Pythonの仮想環境venvをちゃんと理解する
はじめに
Python の venv をなんとなくで使ってたんですが、期待する Python バージョンや pip パッケージにならなくてモヤモヤしてたので、真面目に動きを確認しました。完全に理解したので共有です。
python -m venv .venv
で作られるもの
まず、venv で仮想環境作る前に、現状のどの python を使ってるかみてみます。
私の環境だと、pyenv を使ってるので、このパスに python があります。せっかくなので、バージョンを変更してみます。
% which python
/Users/optimisuke/.pyenv/shims/python
% python -V
Python 3.11.6
% pyenv local 3.12
% python -V
Python 3.12.0
% which python
/Users/optimisuke/.pyenv/shims/python
次に、venv 環境をつくります。
% python -m venv .venv
この時点では、使ってる python に変更はありません。
% which python
/Users/optimisuke/.pyenv/shims/python
作られたフォルダの bin をみてみます。
% ls -ltr .venv/bin
total 72
lrwxr-xr-x 1 optimisuke staff 44 Dec 16 23:12 python -> /Users/optimisuke/.pyenv/versions/3.12.0/bin/python
lrwxr-xr-x 1 optimisuke staff 6 Dec 16 23:12 python3 -> python
lrwxr-xr-x 1 optimisuke staff 6 Dec 16 23:12 python3.12 -> python
-rwxr-xr-x 1 optimisuke staff 251 Dec 16 23:12 pip
-rwxr-xr-x 1 optimisuke staff 251 Dec 16 23:12 pip3
-rwxr-xr-x 1 optimisuke staff 251 Dec 16 23:12 pip3.12
-rw-r--r-- 1 optimisuke staff 2210 Dec 16 23:12 activate.fish
-rw-r--r-- 1 optimisuke staff 931 Dec 16 23:12 activate.csh
-rw-r--r-- 1 optimisuke staff 9033 Dec 16 23:12 Activate.ps1
-rw-r--r-- 1 optimisuke staff 2350 Dec 16 23:12 activate
python のシンボリックリンク(エイリアス)があることがわかります。

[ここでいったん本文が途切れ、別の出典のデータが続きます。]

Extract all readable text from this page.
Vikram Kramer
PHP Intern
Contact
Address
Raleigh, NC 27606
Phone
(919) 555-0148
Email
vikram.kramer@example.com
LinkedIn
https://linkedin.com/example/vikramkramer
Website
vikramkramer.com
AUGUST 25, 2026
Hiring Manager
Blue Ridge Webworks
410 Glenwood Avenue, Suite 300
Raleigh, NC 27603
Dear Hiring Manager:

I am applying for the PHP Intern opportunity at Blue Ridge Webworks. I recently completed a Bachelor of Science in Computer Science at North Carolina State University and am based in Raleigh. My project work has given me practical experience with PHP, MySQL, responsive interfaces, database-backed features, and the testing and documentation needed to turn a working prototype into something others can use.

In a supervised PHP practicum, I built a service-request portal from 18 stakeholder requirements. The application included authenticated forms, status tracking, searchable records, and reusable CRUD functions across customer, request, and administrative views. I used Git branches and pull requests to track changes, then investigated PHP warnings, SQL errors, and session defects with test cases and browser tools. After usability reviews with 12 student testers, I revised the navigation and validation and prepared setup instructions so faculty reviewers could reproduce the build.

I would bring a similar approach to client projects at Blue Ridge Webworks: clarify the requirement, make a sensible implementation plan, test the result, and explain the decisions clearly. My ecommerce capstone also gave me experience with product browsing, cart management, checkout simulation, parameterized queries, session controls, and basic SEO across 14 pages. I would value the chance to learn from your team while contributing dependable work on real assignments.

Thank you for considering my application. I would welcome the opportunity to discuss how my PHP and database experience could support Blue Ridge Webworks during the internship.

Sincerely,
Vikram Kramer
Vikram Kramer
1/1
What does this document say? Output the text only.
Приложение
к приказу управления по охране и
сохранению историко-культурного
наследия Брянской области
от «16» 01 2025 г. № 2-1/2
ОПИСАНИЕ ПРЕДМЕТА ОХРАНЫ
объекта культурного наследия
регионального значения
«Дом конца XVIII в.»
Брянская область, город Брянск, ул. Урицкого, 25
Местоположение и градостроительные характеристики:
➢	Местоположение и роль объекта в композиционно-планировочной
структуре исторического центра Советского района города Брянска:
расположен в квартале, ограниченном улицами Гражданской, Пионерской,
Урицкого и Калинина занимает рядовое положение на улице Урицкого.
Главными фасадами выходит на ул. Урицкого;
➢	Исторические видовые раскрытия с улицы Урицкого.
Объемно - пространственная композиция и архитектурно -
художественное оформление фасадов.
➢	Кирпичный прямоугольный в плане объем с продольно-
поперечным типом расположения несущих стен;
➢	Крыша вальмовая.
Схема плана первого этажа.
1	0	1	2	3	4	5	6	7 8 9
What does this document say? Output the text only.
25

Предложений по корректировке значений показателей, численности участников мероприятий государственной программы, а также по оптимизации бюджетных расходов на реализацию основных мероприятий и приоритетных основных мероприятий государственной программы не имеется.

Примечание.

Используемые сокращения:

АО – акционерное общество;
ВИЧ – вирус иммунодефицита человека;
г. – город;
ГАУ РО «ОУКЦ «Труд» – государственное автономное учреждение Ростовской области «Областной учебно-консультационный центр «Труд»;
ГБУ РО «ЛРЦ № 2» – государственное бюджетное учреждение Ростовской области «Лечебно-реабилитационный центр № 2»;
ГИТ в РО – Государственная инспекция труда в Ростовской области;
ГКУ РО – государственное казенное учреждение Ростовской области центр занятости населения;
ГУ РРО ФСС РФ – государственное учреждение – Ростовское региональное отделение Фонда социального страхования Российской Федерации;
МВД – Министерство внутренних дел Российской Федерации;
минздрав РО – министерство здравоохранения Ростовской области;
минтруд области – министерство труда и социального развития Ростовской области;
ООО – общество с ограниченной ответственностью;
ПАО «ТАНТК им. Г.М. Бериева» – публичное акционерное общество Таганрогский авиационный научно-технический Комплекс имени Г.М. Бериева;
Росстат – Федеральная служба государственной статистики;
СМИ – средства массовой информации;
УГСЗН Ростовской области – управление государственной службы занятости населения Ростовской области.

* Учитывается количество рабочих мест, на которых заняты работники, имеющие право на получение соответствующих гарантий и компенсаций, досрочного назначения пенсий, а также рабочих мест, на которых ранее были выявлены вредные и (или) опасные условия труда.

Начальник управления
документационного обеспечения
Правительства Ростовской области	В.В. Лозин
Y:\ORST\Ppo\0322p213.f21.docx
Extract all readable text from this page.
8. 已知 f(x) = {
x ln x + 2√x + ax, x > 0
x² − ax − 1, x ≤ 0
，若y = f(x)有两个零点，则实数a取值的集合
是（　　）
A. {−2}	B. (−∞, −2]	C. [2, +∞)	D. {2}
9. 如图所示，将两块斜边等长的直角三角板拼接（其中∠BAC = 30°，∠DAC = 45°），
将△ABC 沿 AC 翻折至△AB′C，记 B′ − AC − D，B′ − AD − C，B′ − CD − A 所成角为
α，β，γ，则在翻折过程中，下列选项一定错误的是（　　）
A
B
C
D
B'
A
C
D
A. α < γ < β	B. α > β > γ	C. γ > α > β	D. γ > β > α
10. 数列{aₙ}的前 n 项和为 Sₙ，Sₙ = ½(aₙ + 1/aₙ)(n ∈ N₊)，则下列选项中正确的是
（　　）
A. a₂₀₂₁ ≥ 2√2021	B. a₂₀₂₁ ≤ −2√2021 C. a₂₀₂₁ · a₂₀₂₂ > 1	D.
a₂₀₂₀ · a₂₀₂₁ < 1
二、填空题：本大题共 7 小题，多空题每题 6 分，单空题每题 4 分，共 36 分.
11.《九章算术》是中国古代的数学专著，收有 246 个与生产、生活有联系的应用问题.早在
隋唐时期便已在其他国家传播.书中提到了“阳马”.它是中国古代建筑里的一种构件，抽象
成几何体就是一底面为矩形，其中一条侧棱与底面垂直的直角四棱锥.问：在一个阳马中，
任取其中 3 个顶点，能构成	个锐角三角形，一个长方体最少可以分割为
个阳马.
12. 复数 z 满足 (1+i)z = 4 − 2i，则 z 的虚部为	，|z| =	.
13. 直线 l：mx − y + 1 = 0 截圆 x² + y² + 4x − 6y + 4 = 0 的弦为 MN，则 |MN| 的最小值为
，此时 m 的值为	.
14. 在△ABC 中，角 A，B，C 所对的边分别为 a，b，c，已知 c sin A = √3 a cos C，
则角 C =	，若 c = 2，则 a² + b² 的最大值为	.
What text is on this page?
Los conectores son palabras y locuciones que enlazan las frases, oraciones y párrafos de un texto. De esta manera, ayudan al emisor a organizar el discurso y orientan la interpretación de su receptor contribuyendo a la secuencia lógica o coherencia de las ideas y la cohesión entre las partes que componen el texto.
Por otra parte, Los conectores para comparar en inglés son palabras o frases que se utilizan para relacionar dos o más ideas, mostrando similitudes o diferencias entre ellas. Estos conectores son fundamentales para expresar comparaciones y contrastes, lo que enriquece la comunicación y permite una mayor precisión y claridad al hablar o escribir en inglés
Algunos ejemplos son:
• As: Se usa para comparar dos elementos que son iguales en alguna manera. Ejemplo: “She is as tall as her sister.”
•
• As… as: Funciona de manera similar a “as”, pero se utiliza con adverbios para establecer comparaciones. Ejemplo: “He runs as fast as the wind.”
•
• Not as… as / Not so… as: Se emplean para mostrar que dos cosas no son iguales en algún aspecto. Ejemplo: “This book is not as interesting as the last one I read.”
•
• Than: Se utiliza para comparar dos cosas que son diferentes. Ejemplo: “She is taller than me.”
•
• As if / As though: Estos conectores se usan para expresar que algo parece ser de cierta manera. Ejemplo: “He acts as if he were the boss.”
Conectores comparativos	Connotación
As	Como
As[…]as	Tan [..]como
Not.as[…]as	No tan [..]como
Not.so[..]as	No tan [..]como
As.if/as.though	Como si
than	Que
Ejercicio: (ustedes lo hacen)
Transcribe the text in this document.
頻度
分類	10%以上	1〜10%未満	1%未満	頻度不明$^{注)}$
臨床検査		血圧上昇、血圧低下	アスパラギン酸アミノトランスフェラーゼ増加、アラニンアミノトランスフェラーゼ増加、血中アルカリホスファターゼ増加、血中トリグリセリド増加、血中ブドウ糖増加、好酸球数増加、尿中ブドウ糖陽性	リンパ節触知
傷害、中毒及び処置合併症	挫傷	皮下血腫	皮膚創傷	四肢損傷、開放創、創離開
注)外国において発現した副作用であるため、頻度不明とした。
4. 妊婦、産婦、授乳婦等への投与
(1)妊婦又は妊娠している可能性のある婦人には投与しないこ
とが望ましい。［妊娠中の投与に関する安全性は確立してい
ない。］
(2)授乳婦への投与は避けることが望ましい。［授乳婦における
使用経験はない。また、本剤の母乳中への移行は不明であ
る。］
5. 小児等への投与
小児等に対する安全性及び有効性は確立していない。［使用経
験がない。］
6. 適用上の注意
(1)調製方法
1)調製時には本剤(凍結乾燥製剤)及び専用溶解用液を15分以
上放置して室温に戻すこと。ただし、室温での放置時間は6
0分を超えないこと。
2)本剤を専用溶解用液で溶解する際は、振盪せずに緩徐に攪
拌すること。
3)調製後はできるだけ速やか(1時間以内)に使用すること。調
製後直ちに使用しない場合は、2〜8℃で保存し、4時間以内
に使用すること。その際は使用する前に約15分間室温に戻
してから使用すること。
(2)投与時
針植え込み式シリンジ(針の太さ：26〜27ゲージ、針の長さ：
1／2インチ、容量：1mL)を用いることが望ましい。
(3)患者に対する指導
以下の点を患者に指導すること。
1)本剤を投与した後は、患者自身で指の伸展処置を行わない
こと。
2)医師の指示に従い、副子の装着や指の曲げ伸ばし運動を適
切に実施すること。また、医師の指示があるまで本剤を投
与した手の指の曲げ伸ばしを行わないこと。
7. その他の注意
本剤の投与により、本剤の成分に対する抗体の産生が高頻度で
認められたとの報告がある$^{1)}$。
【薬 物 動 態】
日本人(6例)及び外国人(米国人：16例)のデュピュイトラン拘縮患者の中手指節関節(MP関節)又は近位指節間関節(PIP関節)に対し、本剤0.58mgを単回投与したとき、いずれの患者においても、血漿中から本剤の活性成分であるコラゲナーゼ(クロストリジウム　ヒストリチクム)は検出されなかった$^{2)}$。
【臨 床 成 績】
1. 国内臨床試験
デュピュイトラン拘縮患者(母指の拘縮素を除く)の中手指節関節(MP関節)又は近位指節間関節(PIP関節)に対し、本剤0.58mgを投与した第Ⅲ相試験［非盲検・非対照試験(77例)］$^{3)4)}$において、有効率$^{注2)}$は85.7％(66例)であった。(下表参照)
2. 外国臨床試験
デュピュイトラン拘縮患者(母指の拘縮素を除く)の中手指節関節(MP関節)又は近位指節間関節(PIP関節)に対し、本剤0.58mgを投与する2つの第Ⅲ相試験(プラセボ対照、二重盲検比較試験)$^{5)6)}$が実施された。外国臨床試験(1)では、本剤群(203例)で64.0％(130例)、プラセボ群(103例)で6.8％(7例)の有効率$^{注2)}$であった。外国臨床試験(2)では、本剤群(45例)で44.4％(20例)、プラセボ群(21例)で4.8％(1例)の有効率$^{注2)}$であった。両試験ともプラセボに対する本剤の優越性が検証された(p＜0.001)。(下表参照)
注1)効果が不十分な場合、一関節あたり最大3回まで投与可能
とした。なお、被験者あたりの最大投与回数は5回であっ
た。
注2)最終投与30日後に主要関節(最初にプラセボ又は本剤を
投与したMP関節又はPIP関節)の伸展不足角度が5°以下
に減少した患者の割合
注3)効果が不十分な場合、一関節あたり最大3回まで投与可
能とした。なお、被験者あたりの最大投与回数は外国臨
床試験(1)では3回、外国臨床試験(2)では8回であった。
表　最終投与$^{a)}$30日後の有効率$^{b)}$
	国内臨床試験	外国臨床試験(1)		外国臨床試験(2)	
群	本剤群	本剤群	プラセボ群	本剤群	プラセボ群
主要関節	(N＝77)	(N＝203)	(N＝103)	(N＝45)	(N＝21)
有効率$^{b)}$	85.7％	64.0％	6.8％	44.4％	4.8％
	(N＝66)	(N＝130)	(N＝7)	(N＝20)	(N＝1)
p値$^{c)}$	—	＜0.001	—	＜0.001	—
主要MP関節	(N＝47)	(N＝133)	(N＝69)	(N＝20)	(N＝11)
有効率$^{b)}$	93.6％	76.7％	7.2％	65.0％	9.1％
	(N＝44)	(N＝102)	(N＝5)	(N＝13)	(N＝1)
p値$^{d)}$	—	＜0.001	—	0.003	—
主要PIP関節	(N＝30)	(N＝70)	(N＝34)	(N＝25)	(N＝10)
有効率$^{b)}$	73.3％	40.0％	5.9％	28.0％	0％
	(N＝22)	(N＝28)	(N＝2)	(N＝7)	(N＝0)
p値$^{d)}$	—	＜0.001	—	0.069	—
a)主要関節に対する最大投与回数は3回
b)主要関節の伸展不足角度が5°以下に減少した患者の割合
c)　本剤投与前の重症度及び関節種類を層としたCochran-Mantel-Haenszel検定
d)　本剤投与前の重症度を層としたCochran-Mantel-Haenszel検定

pyenv で入れた python の実態にリンクされてそうです。
python -m venv .venv
するタイミングで有効になってる python が使われそうです。
source .venv/bin/activate
したら実行されるもの
activate してみます。期待通りの python を実行できそうです。何が起きたのでしょう?
% source .venv/bin/activate
% which python
/Users/optimisuke/Repos/sandbox/gradio/.venv/bin/python
% python -V
Python 3.12.0
activate を見てみると、ただのシェルスクリプトです。大事なのはここだけです。作った.venv
へのパスを通してるだけです。
VIRTUAL_ENV="/Users/optimisuke/Repos/sandbox/gradio/.venv"
export VIRTUAL_ENV
_OLD_VIRTUAL_PATH="$PATH"
PATH="$VIRTUAL_ENV/bin:$PATH"
export PATH
パスを見てみるとこんな感じです。先頭にパスが追加されるので、コマンドを打った時に最初に検索されます。python コマンド実行時に使われる実行ファイルが変わったのはこれだけでしたね。pip も同じように.venv/bin
にあるのでそれが使われます。
% echo $PATH
/Users/optimisuke/Repos/sandbox/gradio/.venv/bin:/Users/optimisuke/.deno/bin:/Users/optimisuke/.local/bin
vscode のインタープリタ候補に表示されるもの
右下に書かれてる python のバージョンが、たまに python コマンドのバージョンとずれたりします。vscode にどれを使っているか教えてあげないと lint とかもうまくいきません。デフォルトでは、ワークスペースも探してくれるみたいですが、ワークスペースにフォルダ作ってそっちで作業してるとうまくいきません。候補に出てこない場合は.venv
内のパスを指定して教えてあげる必要があります。
デフォルトで探すフォルダはsettings.json
で設定できるみたいです。
deactivate
したら実行されるもの
activate
ないにあった以下の関数が呼び出されます。いい感じにパスが通っているので、コマンドとして呼び出せます。大事なのは PATH の設定を戻しているところです。すごくシンプルですね。
deactivate () {
# reset old environment variables
if [ -n "${_OLD_VIRTUAL_PATH:-}" ] ; then
PATH="${_OLD_VIRTUAL_PATH:-}"
export PATH
unset _OLD_VIRTUAL_PATH
fi
if [ -n "${_OLD_VIRTUAL_PYTHONHOME:-}" ] ; then
PYTHONHOME="${_OLD_VIRTUAL_PYTHONHOME:-}"
export PYTHONHOME
unset _OLD_VIRTUAL_PYTHONHOME
fi
# This should detect bash and zsh, which have a hash command that must
# be called to get it to forget past commands. Without forgetting
# past commands the $PATH changes we made may not be respected
if [ -n "${BASH:-}" -o -n "${ZSH_VERSION:-}" ] ; then
hash -r 2> /dev/null
fi
if [ -n "${_OLD_VIRTUAL_PS1:-}" ] ; then
PS1="${_OLD_VIRTUAL_PS1:-}"
export PS1
unset _OLD_VIRTUAL_PS1
fi
unset VIRTUAL_ENV
unset VIRTUAL_ENV_PROMPT
if [ ! "${1:-}" = "nondestructive" ] ; then
# Self destruct!
unset -f deactivate
fi
}
おわりに
以上が、venv の動きでした。調べてみると、ものすごくシンプルですね。